La nostalgie, c’est aussi cette douce amertume, incisive, âcre, aux relents mortels qu’on croirait bariolée d’un sang cinabre et qui suspend le temps, le scande et le ponctue avec sensibilité. La nostalgie nous fait plonger en nous, elle nous fait croire encore à la venue d’une dernière embellie dans notre vie au milieu du vacarme ambiant. Nous ne sommes qu’un espace entre deux points, une trajectoire reliant la naissance à la mort, et ne sommes rien d’autre que cela. Nous en déplaise, nous héritons nous aussi de la vie, d’un don imposé agissant en nous avec plus ou moins de bonne fortune. AUTUMN NOSTALGIE nous ramène à l’aune de notre enfance, aux périodes fastes d’innocence et du règne du possible, des pulsions mordantes, au berceau des illusions, là où n’est encore que calme et innocence pure.

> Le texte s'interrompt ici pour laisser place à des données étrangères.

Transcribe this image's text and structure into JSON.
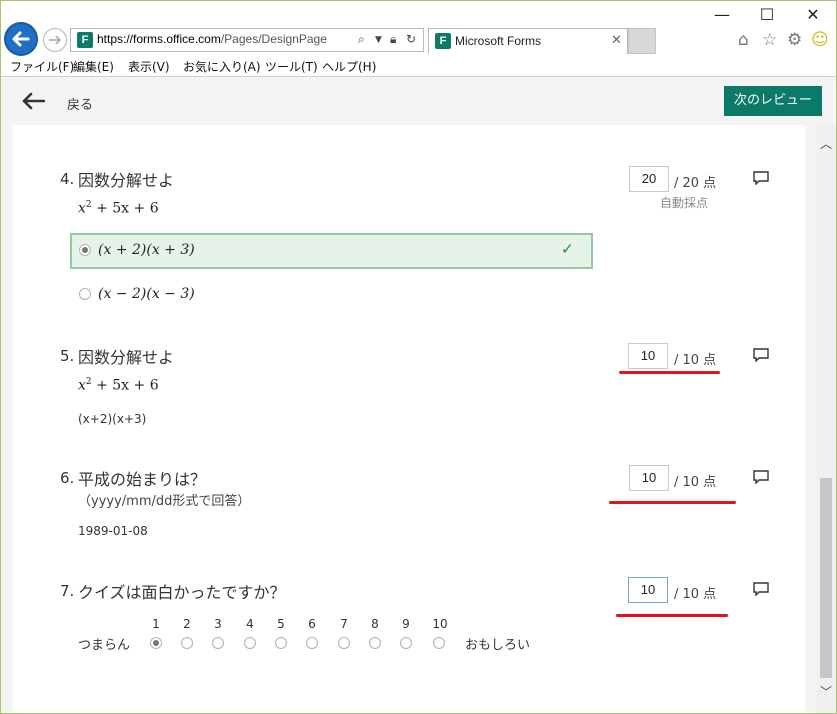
{
  "browser": {
    "url_host": "https://forms.office.com",
    "url_path": "/Pages/DesignPage.aspx",
    "tab_title": "Microsoft Forms",
    "favicon": "F",
    "menu": [
      "ファイル(F)",
      "編集(E)",
      "表示(V)",
      "お気に入り(A)",
      "ツール(T)",
      "ヘルプ(H)"
    ]
  },
  "app": {
    "back_label": "戻る",
    "next_button": "次のレビュー"
  },
  "questions": [
    {
      "num": "4.",
      "title": "因数分解せよ",
      "expr_prefix": "x",
      "expr_sup": "2",
      "expr_rest": " + 5x + 6",
      "score": "20",
      "score_max": "/ 20 点",
      "auto_label": "自動採点",
      "options": [
        "(x + 2)(x + 3)",
        "(x − 2)(x − 3)"
      ],
      "check_mark": "✓"
    },
    {
      "num": "5.",
      "title": "因数分解せよ",
      "expr_prefix": "x",
      "expr_sup": "2",
      "expr_rest": " + 5x + 6",
      "answer": "(x+2)(x+3)",
      "score": "10",
      "score_max": "/ 10 点"
    },
    {
      "num": "6.",
      "title": "平成の始まりは？",
      "subtitle": "（yyyy/mm/dd形式で回答）",
      "answer": "1989-01-08",
      "score": "10",
      "score_max": "/ 10 点"
    },
    {
      "num": "7.",
      "title": "クイズは面白かったですか？",
      "score": "10",
      "score_max": "/ 10 点",
      "scale": [
        "1",
        "2",
        "3",
        "4",
        "5",
        "6",
        "7",
        "8",
        "9",
        "10"
      ],
      "scale_selected": 1,
      "left_label": "つまらん",
      "right_label": "おもしろい"
    }
  ],
  "colors": {
    "accent": "#0b7a68",
    "correct_bg": "#e6f3e8",
    "correct_border": "#90cc9f",
    "annotation": "#e0161e"
  }
}
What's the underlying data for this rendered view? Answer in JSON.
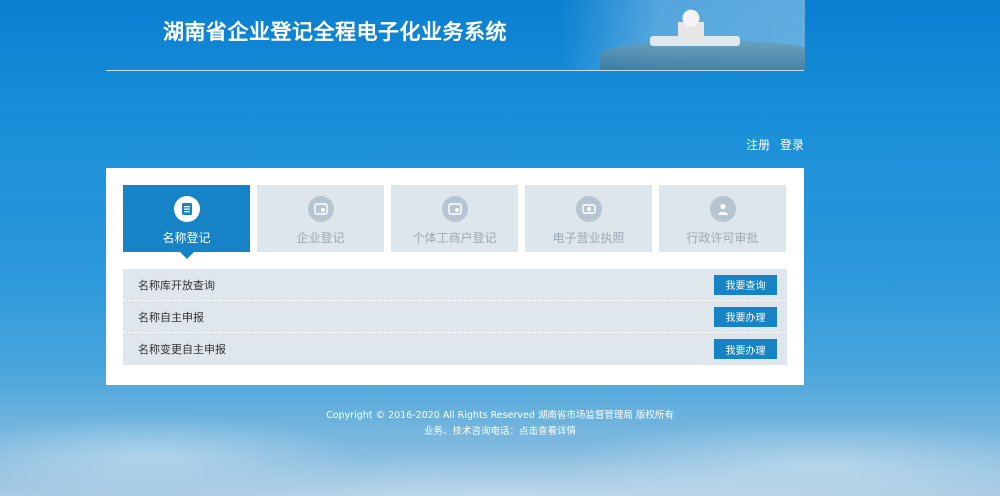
{
  "header": {
    "site_title": "湖南省企业登记全程电子化业务系统"
  },
  "auth": {
    "register_label": "注册",
    "login_label": "登录"
  },
  "tabs": [
    {
      "label": "名称登记",
      "icon": "document-list-icon",
      "active": true
    },
    {
      "label": "企业登记",
      "icon": "certificate-icon",
      "active": false
    },
    {
      "label": "个体工商户登记",
      "icon": "certificate-icon",
      "active": false
    },
    {
      "label": "电子营业执照",
      "icon": "license-icon",
      "active": false
    },
    {
      "label": "行政许可审批",
      "icon": "person-icon",
      "active": false
    }
  ],
  "services": [
    {
      "label": "名称库开放查询",
      "button": "我要查询"
    },
    {
      "label": "名称自主申报",
      "button": "我要办理"
    },
    {
      "label": "名称变更自主申报",
      "button": "我要办理"
    }
  ],
  "footer": {
    "copyright": "Copyright © 2016-2020 All Rights Reserved 湖南省市场监督管理局 版权所有",
    "contact_prefix": "业务、技术咨询电话：",
    "contact_link": "点击查看详情"
  },
  "colors": {
    "accent": "#1583c6",
    "tab_inactive": "#dde6ec",
    "row_bg": "#dfe6ec"
  }
}
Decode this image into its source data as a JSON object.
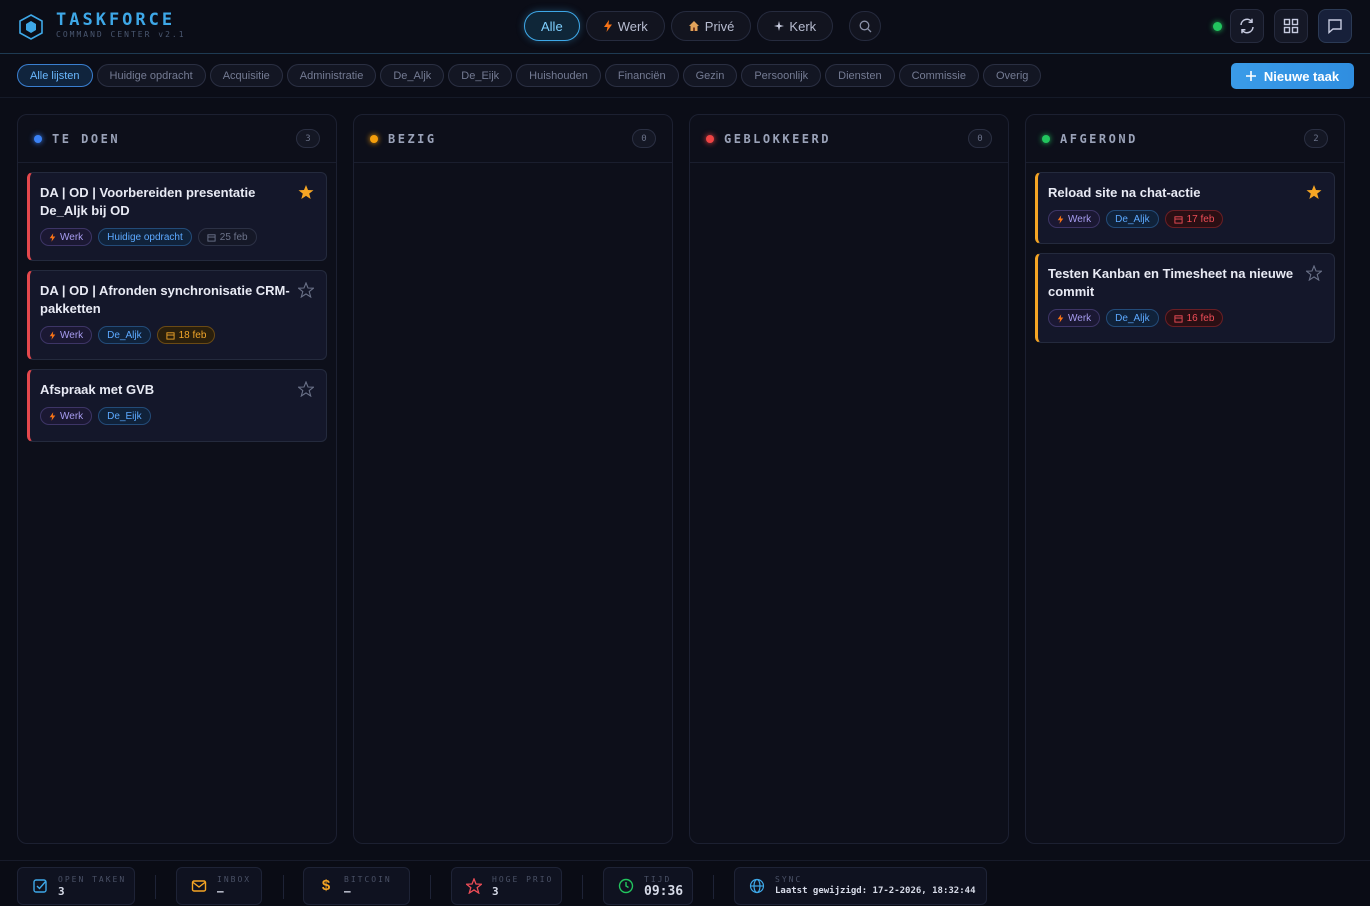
{
  "app": {
    "title": "TASKFORCE",
    "subtitle": "COMMAND CENTER v2.1"
  },
  "category_tabs": [
    {
      "label": "Alle",
      "icon": "",
      "active": true
    },
    {
      "label": "Werk",
      "icon": "lightning-icon",
      "active": false
    },
    {
      "label": "Privé",
      "icon": "house-icon",
      "active": false
    },
    {
      "label": "Kerk",
      "icon": "sparkle-icon",
      "active": false
    }
  ],
  "icons": {
    "search": "search-icon",
    "refresh": "refresh-icon",
    "grid": "grid-icon",
    "chat": "chat-icon"
  },
  "list_filters": [
    {
      "label": "Alle lijsten",
      "active": true
    },
    {
      "label": "Huidige opdracht",
      "active": false
    },
    {
      "label": "Acquisitie",
      "active": false
    },
    {
      "label": "Administratie",
      "active": false
    },
    {
      "label": "De_Aljk",
      "active": false
    },
    {
      "label": "De_Eijk",
      "active": false
    },
    {
      "label": "Huishouden",
      "active": false
    },
    {
      "label": "Financiën",
      "active": false
    },
    {
      "label": "Gezin",
      "active": false
    },
    {
      "label": "Persoonlijk",
      "active": false
    },
    {
      "label": "Diensten",
      "active": false
    },
    {
      "label": "Commissie",
      "active": false
    },
    {
      "label": "Overig",
      "active": false
    }
  ],
  "new_task_label": "Nieuwe taak",
  "colors": {
    "accent": "#3ea8e8",
    "todo": "#3b82f6",
    "busy": "#f59e0b",
    "blocked": "#ef4444",
    "done": "#22c55e",
    "star": "#f5a524"
  },
  "columns": [
    {
      "title": "TE DOEN",
      "count": "3",
      "color": "#3b82f6",
      "cards": [
        {
          "title": "DA | OD | Voorbereiden presentatie De_Aljk bij OD",
          "starred": true,
          "tags": [
            {
              "type": "work",
              "label": "Werk"
            },
            {
              "type": "list",
              "label": "Huidige opdracht"
            },
            {
              "type": "date",
              "label": "25 feb",
              "state": "normal"
            }
          ]
        },
        {
          "title": "DA | OD | Afronden synchronisatie CRM-pakketten",
          "starred": false,
          "tags": [
            {
              "type": "work",
              "label": "Werk"
            },
            {
              "type": "list",
              "label": "De_Aljk"
            },
            {
              "type": "date",
              "label": "18 feb",
              "state": "warn"
            }
          ]
        },
        {
          "title": "Afspraak met GVB",
          "starred": false,
          "tags": [
            {
              "type": "work",
              "label": "Werk"
            },
            {
              "type": "list",
              "label": "De_Eijk"
            }
          ]
        }
      ]
    },
    {
      "title": "BEZIG",
      "count": "0",
      "color": "#f59e0b",
      "cards": []
    },
    {
      "title": "GEBLOKKEERD",
      "count": "0",
      "color": "#ef4444",
      "cards": []
    },
    {
      "title": "AFGEROND",
      "count": "2",
      "color": "#22c55e",
      "cards": [
        {
          "title": "Reload site na chat-actie",
          "starred": true,
          "tags": [
            {
              "type": "work",
              "label": "Werk"
            },
            {
              "type": "list",
              "label": "De_Aljk"
            },
            {
              "type": "date",
              "label": "17 feb",
              "state": "over"
            }
          ]
        },
        {
          "title": "Testen Kanban en Timesheet na nieuwe commit",
          "starred": false,
          "tags": [
            {
              "type": "work",
              "label": "Werk"
            },
            {
              "type": "list",
              "label": "De_Aljk"
            },
            {
              "type": "date",
              "label": "16 feb",
              "state": "over"
            }
          ]
        }
      ]
    }
  ],
  "footer": {
    "open_tasks": {
      "label": "OPEN TAKEN",
      "value": "3",
      "icon": "checkbox-icon"
    },
    "inbox": {
      "label": "INBOX",
      "value": "–",
      "icon": "mail-icon"
    },
    "bitcoin": {
      "label": "BITCOIN",
      "value": "–",
      "icon": "dollar-icon"
    },
    "high_prio": {
      "label": "HOGE PRIO",
      "value": "3",
      "icon": "star-icon"
    },
    "time": {
      "label": "TIJD",
      "value": "09:36",
      "icon": "clock-icon"
    },
    "sync": {
      "label": "SYNC",
      "value": "Laatst gewijzigd: 17-2-2026, 18:32:44",
      "icon": "globe-icon"
    }
  }
}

AUTUMN NOSTALGIE règne en maître sur nos esprits tout au long de ces sept titres. En nous concoctant un "Esse Est Percipi" (= Exister, c’est être perçu) saisissant, A.G nous congédie à réfléchir sur le fait d’exister, d’en ressentir les contours et les fragilités. À travers ces paysages sonores empreints de vulnérabilité, l’auteur a à cœur de nous embarquer dans nos propres voyages, nos propres choix. Ce regard dans le rétroviseur, dans ce retour en arrière, est parfaitement audible à l’écoute de cet album qui me secoue à chaque écoute.